Book explores joy and pain of Saul Holiff, Johnny Cash’s Canadian manager

Jun 19, 2017 | 4:00 AM

VICTORIA — When an impaired Johnny Cash crashed his girlfriend June Carter’s Cadillac into a telephone pole in Nashville 52 years ago, Canadian Saul Holiff managed to keep the accident quiet.

It was Holiff who organized a successful tour of Eastern Canada — including a moose hunt in Newfoundland — when the star singer’s addiction to pills and reputation for missing concerts led to a decline in U.S. bookings.

After Cash was found unconscious in the back of a camper in a Toronto parking lot with no sign of a pulse, Holiff decided the show must go on and drove the star across the border for a show in Rochester, N.Y. Hours later, a miraculously revived Cash greeted Holiff and offered him a fresh cup of coffee.

In her new book “The Man Who Carried Cash,” Julie Chadwick explores the complex personal and business relationship between Cash and Holiff, his London, Ont.-born manager.

Chadwick, who lives in Nanaimo, B.C., said she was a cub reporter at her hometown newspaper when she received an email marked “confidential.”

The message was from Jonathan Holiff, whose late father had worked for Cash for 13 years before quitting in 1973 at the height of the superstar’s career.

Jonathan Holiff, who produced the documentary “My Father and the Man in Black,” offered Chadwick full access to what amounted to a digitized version of a storage locker full of Cash memorabilia collected by his father. It included photos, diaries and recorded telephone calls between Holiff and Cash.

Chadwick said the project resulted in a deeper understanding of Holiff, a Canadian music icon who was honoured as industry man of the year at the 1970 Juno Awards. Holiff brought Cash to Canada for numerous tours, but he also brought Bill Haley and His Comets, the Everly Brothers, and Sam Cooke to Canada.

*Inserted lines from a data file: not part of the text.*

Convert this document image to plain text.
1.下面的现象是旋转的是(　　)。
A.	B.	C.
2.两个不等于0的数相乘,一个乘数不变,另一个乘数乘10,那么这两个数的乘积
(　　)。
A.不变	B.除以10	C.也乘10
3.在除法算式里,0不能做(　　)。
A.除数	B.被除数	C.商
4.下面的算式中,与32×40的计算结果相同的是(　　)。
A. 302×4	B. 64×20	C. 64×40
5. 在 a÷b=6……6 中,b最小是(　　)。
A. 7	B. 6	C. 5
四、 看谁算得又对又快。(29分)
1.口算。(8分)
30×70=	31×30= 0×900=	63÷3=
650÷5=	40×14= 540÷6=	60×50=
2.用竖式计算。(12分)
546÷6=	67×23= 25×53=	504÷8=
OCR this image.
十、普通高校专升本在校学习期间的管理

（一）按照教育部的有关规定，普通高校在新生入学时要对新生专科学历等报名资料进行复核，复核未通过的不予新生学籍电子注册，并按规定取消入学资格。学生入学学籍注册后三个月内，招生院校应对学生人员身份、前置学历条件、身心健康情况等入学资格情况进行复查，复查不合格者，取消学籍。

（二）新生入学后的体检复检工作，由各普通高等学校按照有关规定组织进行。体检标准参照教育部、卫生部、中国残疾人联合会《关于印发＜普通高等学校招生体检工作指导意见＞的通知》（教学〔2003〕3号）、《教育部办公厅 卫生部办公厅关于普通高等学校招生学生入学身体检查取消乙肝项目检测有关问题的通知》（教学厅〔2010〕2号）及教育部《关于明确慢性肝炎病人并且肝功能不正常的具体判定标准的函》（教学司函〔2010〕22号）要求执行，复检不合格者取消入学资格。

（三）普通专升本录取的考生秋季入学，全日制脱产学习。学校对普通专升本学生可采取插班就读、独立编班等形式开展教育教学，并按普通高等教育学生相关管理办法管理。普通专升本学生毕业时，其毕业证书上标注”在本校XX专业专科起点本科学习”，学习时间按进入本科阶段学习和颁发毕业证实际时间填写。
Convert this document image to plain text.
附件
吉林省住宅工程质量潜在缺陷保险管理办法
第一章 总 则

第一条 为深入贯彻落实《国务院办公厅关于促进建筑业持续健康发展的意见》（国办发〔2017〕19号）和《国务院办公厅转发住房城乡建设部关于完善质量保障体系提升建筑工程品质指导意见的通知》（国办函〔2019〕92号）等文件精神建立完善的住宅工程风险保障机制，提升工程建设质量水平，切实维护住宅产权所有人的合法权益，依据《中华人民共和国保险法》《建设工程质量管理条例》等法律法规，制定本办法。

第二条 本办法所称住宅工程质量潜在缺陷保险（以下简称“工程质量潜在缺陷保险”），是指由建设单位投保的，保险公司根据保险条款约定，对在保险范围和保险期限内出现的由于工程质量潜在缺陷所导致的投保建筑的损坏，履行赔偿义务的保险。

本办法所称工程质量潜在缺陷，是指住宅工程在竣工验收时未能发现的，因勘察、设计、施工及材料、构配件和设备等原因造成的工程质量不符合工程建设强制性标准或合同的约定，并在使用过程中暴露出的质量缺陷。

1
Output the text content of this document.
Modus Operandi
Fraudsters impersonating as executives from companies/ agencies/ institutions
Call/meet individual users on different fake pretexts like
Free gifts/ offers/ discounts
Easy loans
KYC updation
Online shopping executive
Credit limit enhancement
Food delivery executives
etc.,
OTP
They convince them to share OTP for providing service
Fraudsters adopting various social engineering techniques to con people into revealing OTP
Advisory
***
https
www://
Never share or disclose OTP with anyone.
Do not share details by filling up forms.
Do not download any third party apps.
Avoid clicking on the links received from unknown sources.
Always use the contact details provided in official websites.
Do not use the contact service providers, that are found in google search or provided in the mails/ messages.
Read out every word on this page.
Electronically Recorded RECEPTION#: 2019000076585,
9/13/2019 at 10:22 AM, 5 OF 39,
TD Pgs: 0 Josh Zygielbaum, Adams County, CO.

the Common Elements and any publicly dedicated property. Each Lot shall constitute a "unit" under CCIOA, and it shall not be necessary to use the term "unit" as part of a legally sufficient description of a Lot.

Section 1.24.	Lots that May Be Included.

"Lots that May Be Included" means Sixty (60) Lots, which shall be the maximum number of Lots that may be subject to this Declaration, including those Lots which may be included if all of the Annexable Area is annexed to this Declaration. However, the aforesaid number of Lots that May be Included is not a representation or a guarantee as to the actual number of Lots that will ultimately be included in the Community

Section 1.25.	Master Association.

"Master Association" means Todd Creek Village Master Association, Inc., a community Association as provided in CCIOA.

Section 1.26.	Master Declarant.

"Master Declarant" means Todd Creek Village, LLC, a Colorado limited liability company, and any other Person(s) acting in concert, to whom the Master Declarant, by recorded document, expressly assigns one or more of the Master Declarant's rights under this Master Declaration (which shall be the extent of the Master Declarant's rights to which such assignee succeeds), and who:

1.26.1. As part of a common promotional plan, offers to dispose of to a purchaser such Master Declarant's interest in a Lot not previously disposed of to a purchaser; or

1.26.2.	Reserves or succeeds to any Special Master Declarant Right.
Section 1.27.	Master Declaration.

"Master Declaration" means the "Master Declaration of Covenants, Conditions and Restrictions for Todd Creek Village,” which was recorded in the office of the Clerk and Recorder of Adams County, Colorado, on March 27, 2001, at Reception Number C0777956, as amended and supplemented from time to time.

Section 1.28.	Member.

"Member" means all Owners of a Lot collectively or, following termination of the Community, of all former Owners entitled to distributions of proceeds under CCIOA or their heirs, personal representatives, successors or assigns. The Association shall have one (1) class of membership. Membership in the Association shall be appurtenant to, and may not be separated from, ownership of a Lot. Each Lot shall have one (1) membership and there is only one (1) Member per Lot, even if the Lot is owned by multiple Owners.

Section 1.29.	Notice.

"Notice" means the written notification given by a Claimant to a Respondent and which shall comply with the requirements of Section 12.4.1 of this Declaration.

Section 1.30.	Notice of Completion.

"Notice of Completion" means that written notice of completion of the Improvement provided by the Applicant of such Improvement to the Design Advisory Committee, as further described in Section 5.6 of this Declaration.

“A lot of people know about Johnny being kind of crazy in the 1960s, doing a lot of drugs and crashing cars,” said Chadwick. “We get a new perspective on things from the point of view of what it might be like to manage a person like that.”

Chadwick said Holiff left behind a blow-by-blow written account of the 1965 Cadillac crash in Nashville, including his efforts to locate Cash after he fled the accident scene. A 10-day tour was cancelled and Holiff had to keep the incident from the public and Carter’s then-husband.

“You get a whole new perspective on the material Saul left behind,” she said. “I was lucky in that he just kept unfolding and unfolding. There are so many sides to him.”

Chadwick said Holiff was there for the good and bad times with Cash, but never felt completely included or respected for the efforts he made to support the singer or clean up after him.

“He always felt like an outsider and as the tension between the two of them ramped up in the later years you see a lot of that in his audio diaries where he is just talking about kind of feeling rejected a lot of the time,” she said.

Chadwick said an audio recording from 1972 captures the volatile and affectionate relationship between Cash and Holiff as they discuss the singer’s plans to shoot a movie in Israel that traces the path of Jesus Christ in the Holy Land.

Cash reproaches Holiff for calling the movie, “A Gospel Road,” too Christian.  But Holiff replies he was pointing out that many people will not accept the film’s devout message.

“That’s what is known as trying to be honest,” Holiff said. “I’m one of the few people that try to say to you exactly what they think without meaning to be harmful. I find a lot of people tell you exactly what you want to hear.”

Cash agrees: “Yes, I know that. I don’t need that either.”